Юрий Всеволодович поднялся, пошел по скрипучим половицам. Остановился у оконца, долго всматривался в темноту двора, будто силился что-то разглядеть в снежной круговерти. Только что было во дворе тихо, покойно – и завьюжило вдруг. Как снежная буря из степи…
Воеводы молча ждали княжеского слова.
– Обо всем поговорим на совете, – веско, неторопливо заговорил великий князь. – А пока слушайте главное. Полки, что есть под рукой, гоните к Коломне. Места этого Батыге не миновать, другой дороги к Владимиру зимой нет, не пробиться татарскому войску сквозь мещерские леса, только по речному льду и пойдут… (Воевода Петр Ослядюкович закивал, соглашаясь). Мужиков собирать в большие рати. Городские стены крепить, везти из сел осадный запас. В Рязань гонца послать, упредить. Чем больше войска соберет рязанский князь, тем дольше татары до наших рубежей добираться будут. Пусть хоть эту службу супротивник мой Юрий Рязанский исполнит! О всем слышанном пока молчите. Ближних людей соберите завтра к вечеру. Ну, ступайте, утро вечера мудренее!
Иван Федорович поклонился, пошел к двери. Его остановил негромкий голос князя:
– А тиун-то твой, боярин, что осенью про городище писал, прав оказался. Напрасно смеялись тогда над ним. Ныне и наше общее городище – Русь – крепить надо. Только потруднее это. Много князей на Руси, попробуй собери их, чтобы миром одно общее дело делали! Видно, не успел я совершить то, для чего власть великокняжеская мне богом вручена. Один на один останется Владимир против несметного татарского воинства. Не собрать мне общерусского войска…
И с такой горечью, с такой безнадежной тоской были сказаны эти слова, что у Ивана Федоровича захолонуло сердце. В другом свете представились ему внезапно многие дела великого князя, о которых порой с неодобрением говорили даже ближние бояре. Видно, осаждая города князей-соперников, сгоняя с дедовских вотчин опальных бояр, великий князь Юрий Всеволодович делал что-то такое, что нужно было всей Руси, – объединял земли под одной рукой, под одним воинским стягом…

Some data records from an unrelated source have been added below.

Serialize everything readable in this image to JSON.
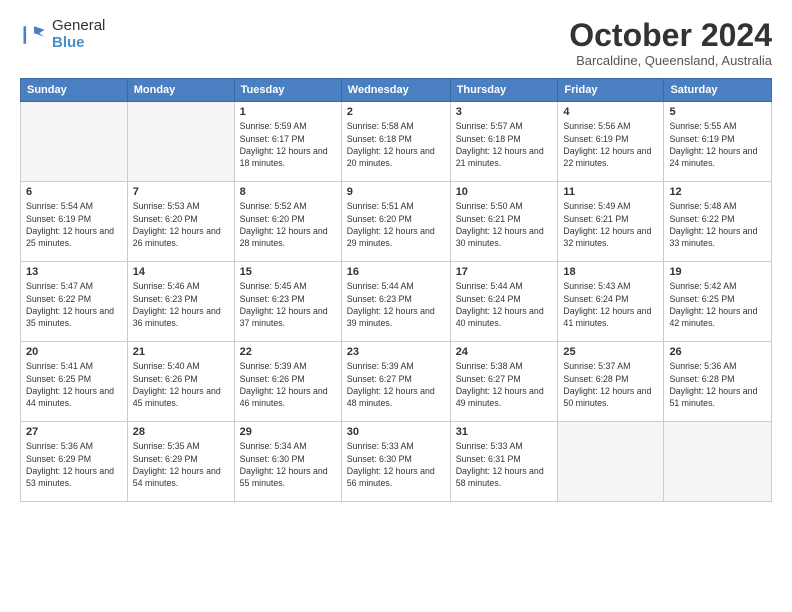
{
  "logo": {
    "general": "General",
    "blue": "Blue"
  },
  "header": {
    "month": "October 2024",
    "location": "Barcaldine, Queensland, Australia"
  },
  "days_of_week": [
    "Sunday",
    "Monday",
    "Tuesday",
    "Wednesday",
    "Thursday",
    "Friday",
    "Saturday"
  ],
  "weeks": [
    [
      {
        "day": "",
        "sunrise": "",
        "sunset": "",
        "daylight": ""
      },
      {
        "day": "",
        "sunrise": "",
        "sunset": "",
        "daylight": ""
      },
      {
        "day": "1",
        "sunrise": "Sunrise: 5:59 AM",
        "sunset": "Sunset: 6:17 PM",
        "daylight": "Daylight: 12 hours and 18 minutes."
      },
      {
        "day": "2",
        "sunrise": "Sunrise: 5:58 AM",
        "sunset": "Sunset: 6:18 PM",
        "daylight": "Daylight: 12 hours and 20 minutes."
      },
      {
        "day": "3",
        "sunrise": "Sunrise: 5:57 AM",
        "sunset": "Sunset: 6:18 PM",
        "daylight": "Daylight: 12 hours and 21 minutes."
      },
      {
        "day": "4",
        "sunrise": "Sunrise: 5:56 AM",
        "sunset": "Sunset: 6:19 PM",
        "daylight": "Daylight: 12 hours and 22 minutes."
      },
      {
        "day": "5",
        "sunrise": "Sunrise: 5:55 AM",
        "sunset": "Sunset: 6:19 PM",
        "daylight": "Daylight: 12 hours and 24 minutes."
      }
    ],
    [
      {
        "day": "6",
        "sunrise": "Sunrise: 5:54 AM",
        "sunset": "Sunset: 6:19 PM",
        "daylight": "Daylight: 12 hours and 25 minutes."
      },
      {
        "day": "7",
        "sunrise": "Sunrise: 5:53 AM",
        "sunset": "Sunset: 6:20 PM",
        "daylight": "Daylight: 12 hours and 26 minutes."
      },
      {
        "day": "8",
        "sunrise": "Sunrise: 5:52 AM",
        "sunset": "Sunset: 6:20 PM",
        "daylight": "Daylight: 12 hours and 28 minutes."
      },
      {
        "day": "9",
        "sunrise": "Sunrise: 5:51 AM",
        "sunset": "Sunset: 6:20 PM",
        "daylight": "Daylight: 12 hours and 29 minutes."
      },
      {
        "day": "10",
        "sunrise": "Sunrise: 5:50 AM",
        "sunset": "Sunset: 6:21 PM",
        "daylight": "Daylight: 12 hours and 30 minutes."
      },
      {
        "day": "11",
        "sunrise": "Sunrise: 5:49 AM",
        "sunset": "Sunset: 6:21 PM",
        "daylight": "Daylight: 12 hours and 32 minutes."
      },
      {
        "day": "12",
        "sunrise": "Sunrise: 5:48 AM",
        "sunset": "Sunset: 6:22 PM",
        "daylight": "Daylight: 12 hours and 33 minutes."
      }
    ],
    [
      {
        "day": "13",
        "sunrise": "Sunrise: 5:47 AM",
        "sunset": "Sunset: 6:22 PM",
        "daylight": "Daylight: 12 hours and 35 minutes."
      },
      {
        "day": "14",
        "sunrise": "Sunrise: 5:46 AM",
        "sunset": "Sunset: 6:23 PM",
        "daylight": "Daylight: 12 hours and 36 minutes."
      },
      {
        "day": "15",
        "sunrise": "Sunrise: 5:45 AM",
        "sunset": "Sunset: 6:23 PM",
        "daylight": "Daylight: 12 hours and 37 minutes."
      },
      {
        "day": "16",
        "sunrise": "Sunrise: 5:44 AM",
        "sunset": "Sunset: 6:23 PM",
        "daylight": "Daylight: 12 hours and 39 minutes."
      },
      {
        "day": "17",
        "sunrise": "Sunrise: 5:44 AM",
        "sunset": "Sunset: 6:24 PM",
        "daylight": "Daylight: 12 hours and 40 minutes."
      },
      {
        "day": "18",
        "sunrise": "Sunrise: 5:43 AM",
        "sunset": "Sunset: 6:24 PM",
        "daylight": "Daylight: 12 hours and 41 minutes."
      },
      {
        "day": "19",
        "sunrise": "Sunrise: 5:42 AM",
        "sunset": "Sunset: 6:25 PM",
        "daylight": "Daylight: 12 hours and 42 minutes."
      }
    ],
    [
      {
        "day": "20",
        "sunrise": "Sunrise: 5:41 AM",
        "sunset": "Sunset: 6:25 PM",
        "daylight": "Daylight: 12 hours and 44 minutes."
      },
      {
        "day": "21",
        "sunrise": "Sunrise: 5:40 AM",
        "sunset": "Sunset: 6:26 PM",
        "daylight": "Daylight: 12 hours and 45 minutes."
      },
      {
        "day": "22",
        "sunrise": "Sunrise: 5:39 AM",
        "sunset": "Sunset: 6:26 PM",
        "daylight": "Daylight: 12 hours and 46 minutes."
      },
      {
        "day": "23",
        "sunrise": "Sunrise: 5:39 AM",
        "sunset": "Sunset: 6:27 PM",
        "daylight": "Daylight: 12 hours and 48 minutes."
      },
      {
        "day": "24",
        "sunrise": "Sunrise: 5:38 AM",
        "sunset": "Sunset: 6:27 PM",
        "daylight": "Daylight: 12 hours and 49 minutes."
      },
      {
        "day": "25",
        "sunrise": "Sunrise: 5:37 AM",
        "sunset": "Sunset: 6:28 PM",
        "daylight": "Daylight: 12 hours and 50 minutes."
      },
      {
        "day": "26",
        "sunrise": "Sunrise: 5:36 AM",
        "sunset": "Sunset: 6:28 PM",
        "daylight": "Daylight: 12 hours and 51 minutes."
      }
    ],
    [
      {
        "day": "27",
        "sunrise": "Sunrise: 5:36 AM",
        "sunset": "Sunset: 6:29 PM",
        "daylight": "Daylight: 12 hours and 53 minutes."
      },
      {
        "day": "28",
        "sunrise": "Sunrise: 5:35 AM",
        "sunset": "Sunset: 6:29 PM",
        "daylight": "Daylight: 12 hours and 54 minutes."
      },
      {
        "day": "29",
        "sunrise": "Sunrise: 5:34 AM",
        "sunset": "Sunset: 6:30 PM",
        "daylight": "Daylight: 12 hours and 55 minutes."
      },
      {
        "day": "30",
        "sunrise": "Sunrise: 5:33 AM",
        "sunset": "Sunset: 6:30 PM",
        "daylight": "Daylight: 12 hours and 56 minutes."
      },
      {
        "day": "31",
        "sunrise": "Sunrise: 5:33 AM",
        "sunset": "Sunset: 6:31 PM",
        "daylight": "Daylight: 12 hours and 58 minutes."
      },
      {
        "day": "",
        "sunrise": "",
        "sunset": "",
        "daylight": ""
      },
      {
        "day": "",
        "sunrise": "",
        "sunset": "",
        "daylight": ""
      }
    ]
  ]
}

Делал, но не доделал, и теперь всем придется платить кровью…
ГЛАВА 2
НА КРАЮ ДИКОГО ПОЛЯ
1
На опасном месте стояла Старая Рязань.
С полуденной стороны к самой реке Проне подступало Дикое Поле, раздолье для лихих половецких наездников. Среди березовых перелесков и курганов забытых народов сшибались с ними рязанские всадники, катились в жесткую степную траву русские и половецкие головы. Столетиями шла война со степью, война непрерывная и изнурительная. Случались времена неустойчивого затишья, но никогда не было прочного мира. Степная граница Рязанской земли была сравнительно безопасной только зимой, когда половцы откочевывали к Теплому морю. Недаром сложили рязанцы поговорку: «Половец – как зеленый лук, пришла весна – и он тут!»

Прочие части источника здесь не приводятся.